Amazingly, in 2015, ABC’s insistence on diversity is met with a sense of awe, and an implication that what the Alphabet network is doing is a bold experiment.
In the case of “Fresh Off the Boat,” maybe it is. Networks have a long history of waxing and waning on the diversity front, though the occasional industry-wide pushes for diversity every few seasons tends to benefit African American and, to a far lesser extent, Latino actors. “Cristela” and “black-ish” may not be monster hits, but they still have mass appeal, and are not required to divorce the culture of their characters from the story. Credit the success of Norman Lear‘s comedies in the ’70s, “The Jeffersons,” “Sanford and Son”, and just as significantly, “The Cosby Show” in the ’80s, for that.
Can you remember the last time a series gave us a view of life from an Asian American perspective? There was 1994′s “All-American Girl,” the short-lived and quickly whitewashed sitcom vehicle for Margaret Cho that nearly killed her. (It also aired on ABC.) The show only focused on Cho’s character and her family briefly before revamping into a weak “Friends” clone, then disappearing altogether. For years after its demise, shows cast an Asian friend now and again, but it took until 2005 before audiences got a deeply complex, powerful Asian character in “Grey’s Anatomy‘s” Cristina Yang.

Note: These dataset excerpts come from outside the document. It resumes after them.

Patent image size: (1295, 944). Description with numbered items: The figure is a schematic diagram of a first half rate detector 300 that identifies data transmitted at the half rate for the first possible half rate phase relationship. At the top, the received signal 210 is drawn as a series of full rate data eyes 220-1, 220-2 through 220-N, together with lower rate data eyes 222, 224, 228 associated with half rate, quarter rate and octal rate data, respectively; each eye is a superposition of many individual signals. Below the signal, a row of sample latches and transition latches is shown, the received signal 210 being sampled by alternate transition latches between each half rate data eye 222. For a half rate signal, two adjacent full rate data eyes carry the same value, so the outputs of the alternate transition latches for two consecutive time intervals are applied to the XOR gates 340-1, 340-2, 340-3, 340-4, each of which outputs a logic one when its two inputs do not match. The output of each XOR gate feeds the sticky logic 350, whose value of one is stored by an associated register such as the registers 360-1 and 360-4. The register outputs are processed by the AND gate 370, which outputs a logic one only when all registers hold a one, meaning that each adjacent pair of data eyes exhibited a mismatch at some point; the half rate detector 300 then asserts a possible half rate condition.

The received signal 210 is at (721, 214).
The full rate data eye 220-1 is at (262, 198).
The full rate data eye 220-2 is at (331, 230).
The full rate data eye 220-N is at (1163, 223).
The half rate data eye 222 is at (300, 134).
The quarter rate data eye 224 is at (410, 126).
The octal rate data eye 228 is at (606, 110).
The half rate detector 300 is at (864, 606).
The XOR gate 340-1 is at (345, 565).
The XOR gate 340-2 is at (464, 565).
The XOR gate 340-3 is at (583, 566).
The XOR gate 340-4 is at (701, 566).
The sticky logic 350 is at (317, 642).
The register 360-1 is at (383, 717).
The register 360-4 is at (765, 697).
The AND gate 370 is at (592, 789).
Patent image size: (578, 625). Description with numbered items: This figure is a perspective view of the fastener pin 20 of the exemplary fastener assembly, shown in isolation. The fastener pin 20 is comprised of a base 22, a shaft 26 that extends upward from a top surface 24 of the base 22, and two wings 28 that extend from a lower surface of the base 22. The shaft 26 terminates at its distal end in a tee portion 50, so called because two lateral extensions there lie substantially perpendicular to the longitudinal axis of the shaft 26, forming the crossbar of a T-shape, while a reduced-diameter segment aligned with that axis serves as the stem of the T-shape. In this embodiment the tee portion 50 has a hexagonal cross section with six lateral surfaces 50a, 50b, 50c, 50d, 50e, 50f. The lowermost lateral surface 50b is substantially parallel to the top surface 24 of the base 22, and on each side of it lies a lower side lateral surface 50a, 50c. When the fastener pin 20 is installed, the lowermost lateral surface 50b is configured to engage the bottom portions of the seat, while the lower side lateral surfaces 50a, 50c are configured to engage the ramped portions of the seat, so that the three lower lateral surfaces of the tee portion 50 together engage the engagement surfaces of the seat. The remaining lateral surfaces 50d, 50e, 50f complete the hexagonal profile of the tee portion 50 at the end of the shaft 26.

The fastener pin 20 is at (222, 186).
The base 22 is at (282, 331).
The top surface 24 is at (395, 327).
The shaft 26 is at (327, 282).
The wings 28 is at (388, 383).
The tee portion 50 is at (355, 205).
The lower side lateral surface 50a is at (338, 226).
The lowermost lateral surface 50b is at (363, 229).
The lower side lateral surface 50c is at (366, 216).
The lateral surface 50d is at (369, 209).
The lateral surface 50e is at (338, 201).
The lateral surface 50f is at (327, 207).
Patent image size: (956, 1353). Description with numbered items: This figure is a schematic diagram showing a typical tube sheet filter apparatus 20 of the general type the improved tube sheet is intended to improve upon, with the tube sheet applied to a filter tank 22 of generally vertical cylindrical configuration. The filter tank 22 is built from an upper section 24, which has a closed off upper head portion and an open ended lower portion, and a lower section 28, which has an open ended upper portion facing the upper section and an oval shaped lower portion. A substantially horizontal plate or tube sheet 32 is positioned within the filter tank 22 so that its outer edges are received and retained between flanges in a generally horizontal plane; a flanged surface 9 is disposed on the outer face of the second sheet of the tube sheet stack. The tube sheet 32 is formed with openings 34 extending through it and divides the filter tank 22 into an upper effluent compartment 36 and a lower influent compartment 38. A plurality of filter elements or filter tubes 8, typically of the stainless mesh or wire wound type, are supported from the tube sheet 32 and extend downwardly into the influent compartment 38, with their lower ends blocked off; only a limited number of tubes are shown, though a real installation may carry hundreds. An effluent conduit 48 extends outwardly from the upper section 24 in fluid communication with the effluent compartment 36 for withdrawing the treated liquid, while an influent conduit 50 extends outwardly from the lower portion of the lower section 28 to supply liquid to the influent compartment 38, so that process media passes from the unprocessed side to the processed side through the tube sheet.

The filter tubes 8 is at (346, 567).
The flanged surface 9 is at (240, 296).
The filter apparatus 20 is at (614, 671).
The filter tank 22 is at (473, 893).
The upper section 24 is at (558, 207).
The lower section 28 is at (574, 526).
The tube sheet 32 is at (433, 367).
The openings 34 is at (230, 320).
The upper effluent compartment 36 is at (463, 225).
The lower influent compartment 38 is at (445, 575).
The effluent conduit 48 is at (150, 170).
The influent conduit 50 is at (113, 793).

So yes — there have been strides.
Then again, see: “2 Broke Girls.” As long as characters like Han Lee are still on TV, well, one can understand why somebody would think that it’s perfectly reasonable to ask a cast of Asian actors if their eating utensils will play a prominent role in a comedy about so much more than their cultural experience.
“The thing is it’s important to have, for me, [is] a qualified support for the show, to make sure the show stays authentic, the show stays responsible to the book and the Asian community and people of color in America in general,” Huang explained to the TV reporters in the room. “I believe the show is doing that, and I believe the show is very strategic and smart in how it’s opening things up.”
In its first episode, “Fresh Off the Boat” dives into the absurdity that can be found when one moves from a large, multi-ethnic city (Washington D.C.) to a homogenous Florida neighborhood; the universal appeal of hip-hop to outsiders and its caché within the dominant culture; and the odd, clique-ish behavior that exists within suburbia. The same episode also shows what happens when its young central character, Eddie Huang (played by Hudson Yang), gets slapped by a racial slur.
Through it all, the rap music-obssessed Eddie has the same concerns as any kid his age would have. He’s trying to fit in at his new school but he doesn’t eat the right food, or wear the right shoes. He just out there trying to survive. No wonder he idolizes Nas and Biggie Smalls — their music extols the virtues of hustling to get rich and getting over, ideals that many consider to be the at the heart of the American dream.